Tepian danau buatan di area stadion Bumi Sriwijaya Jakabaring
Pelataran depan stadion
Foto candid
Candid yang memang bener tidak disengaja
Sepertinya aku memang mencintai area ini karena rumput hijaunya
Stadion Gelora Bumi Sriwijaya. Gaya senam terbaru versi Acep dan sayapun ikut aja yah...
Candid mode on...saya tak merasa di foto oleh Acep pas di bluetooth hasilnya sukaaa
Selfie dulu sebelum memutuskan pulang dan cari makan

Tetapi saat kami masuk ke area bagian yang ada danau buatan pemandangan di area itu sedang tidak indah, karena sedang dalam tahap pembangunan beberapa fasilitas untuk persiapan Asian Games 2018. Gundukan tanah becek, pagar-pagar seng pembatas, dan alat-alat berat yang terparkir disana. Akhirnya kami just sight seeing saja. Selanjutnya kami menuju area pelataran stadion yang memiliki ciri khas lantainya berwarna hijau merah kuning pokoknya colorfull, dan saat itu tidak lagi colorfull. Warnanya sudah pudar. Tidak banyak orang di sana. Kami turun dan ambil beberapa foto sebentar trus cap cus cari makan. Perut sudah perih.

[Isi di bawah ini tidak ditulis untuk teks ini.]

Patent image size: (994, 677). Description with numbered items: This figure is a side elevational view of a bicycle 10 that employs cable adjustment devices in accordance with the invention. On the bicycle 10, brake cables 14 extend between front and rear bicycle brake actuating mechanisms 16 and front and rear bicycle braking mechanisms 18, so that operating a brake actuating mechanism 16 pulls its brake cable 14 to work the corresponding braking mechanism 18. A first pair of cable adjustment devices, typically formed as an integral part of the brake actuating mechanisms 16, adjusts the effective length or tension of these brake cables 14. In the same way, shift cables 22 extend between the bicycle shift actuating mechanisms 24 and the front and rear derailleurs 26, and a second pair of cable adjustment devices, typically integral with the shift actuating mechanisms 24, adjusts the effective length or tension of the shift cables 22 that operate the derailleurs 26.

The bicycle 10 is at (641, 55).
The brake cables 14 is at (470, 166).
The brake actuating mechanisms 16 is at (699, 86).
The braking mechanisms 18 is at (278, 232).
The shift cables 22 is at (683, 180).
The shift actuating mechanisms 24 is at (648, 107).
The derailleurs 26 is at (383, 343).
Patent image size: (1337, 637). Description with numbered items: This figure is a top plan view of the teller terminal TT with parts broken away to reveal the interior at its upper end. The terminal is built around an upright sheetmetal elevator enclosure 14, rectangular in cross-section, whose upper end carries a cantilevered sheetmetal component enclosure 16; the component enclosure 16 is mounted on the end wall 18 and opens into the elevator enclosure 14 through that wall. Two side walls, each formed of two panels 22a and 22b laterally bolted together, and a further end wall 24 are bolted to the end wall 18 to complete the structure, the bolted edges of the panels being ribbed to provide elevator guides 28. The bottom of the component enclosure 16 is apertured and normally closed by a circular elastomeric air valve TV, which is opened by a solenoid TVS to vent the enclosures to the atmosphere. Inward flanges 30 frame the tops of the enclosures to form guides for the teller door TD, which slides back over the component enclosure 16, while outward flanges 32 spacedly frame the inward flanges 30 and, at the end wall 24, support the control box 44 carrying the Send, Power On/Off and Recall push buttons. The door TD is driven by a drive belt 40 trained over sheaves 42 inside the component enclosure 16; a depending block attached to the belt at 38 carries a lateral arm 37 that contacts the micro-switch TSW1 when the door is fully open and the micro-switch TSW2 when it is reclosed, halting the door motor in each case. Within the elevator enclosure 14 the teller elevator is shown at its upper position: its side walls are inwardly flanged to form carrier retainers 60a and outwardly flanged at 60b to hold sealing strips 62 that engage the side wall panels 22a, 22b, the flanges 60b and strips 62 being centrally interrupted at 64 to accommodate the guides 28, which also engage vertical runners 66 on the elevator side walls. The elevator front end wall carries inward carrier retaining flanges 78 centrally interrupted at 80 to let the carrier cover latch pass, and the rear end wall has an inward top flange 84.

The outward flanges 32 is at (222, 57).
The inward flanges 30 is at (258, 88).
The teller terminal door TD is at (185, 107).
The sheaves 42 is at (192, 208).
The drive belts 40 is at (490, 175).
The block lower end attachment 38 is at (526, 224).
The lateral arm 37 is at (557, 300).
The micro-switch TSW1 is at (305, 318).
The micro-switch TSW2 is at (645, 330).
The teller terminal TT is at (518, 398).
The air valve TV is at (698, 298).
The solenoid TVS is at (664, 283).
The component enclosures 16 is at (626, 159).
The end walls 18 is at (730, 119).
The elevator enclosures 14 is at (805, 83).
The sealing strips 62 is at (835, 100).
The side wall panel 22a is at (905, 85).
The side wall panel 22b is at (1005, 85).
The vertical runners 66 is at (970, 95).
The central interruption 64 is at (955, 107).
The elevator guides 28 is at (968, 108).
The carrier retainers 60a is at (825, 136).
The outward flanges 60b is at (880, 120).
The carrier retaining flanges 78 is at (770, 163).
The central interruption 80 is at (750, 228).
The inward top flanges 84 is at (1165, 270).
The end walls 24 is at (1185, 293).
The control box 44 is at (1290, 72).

Rada ribet dan sulit cari makan nih, entahlah sudah cukup siang begitu (jam sebelas lewat) tapi resto atau tempat makan masih pada tutup, mungkin karena sisa hujan semalam bahkan pagi itu masih sedikit gerimis. Dan setelah muter-muter akhirnya kita terdampar di Braserie PTC, menu favorite kami yang sudah terlalu sering dipesan yaitu Gurame asam manis, Tahu Braserie, Cah Kailan bawang putih, Yah...cukup segitu perjalanan hari ini, lain kali masih mau explore Palembang lagi. Masih banyak Icon yang belum diabadikan Masjid Agung, Pulo Kemaro dsb.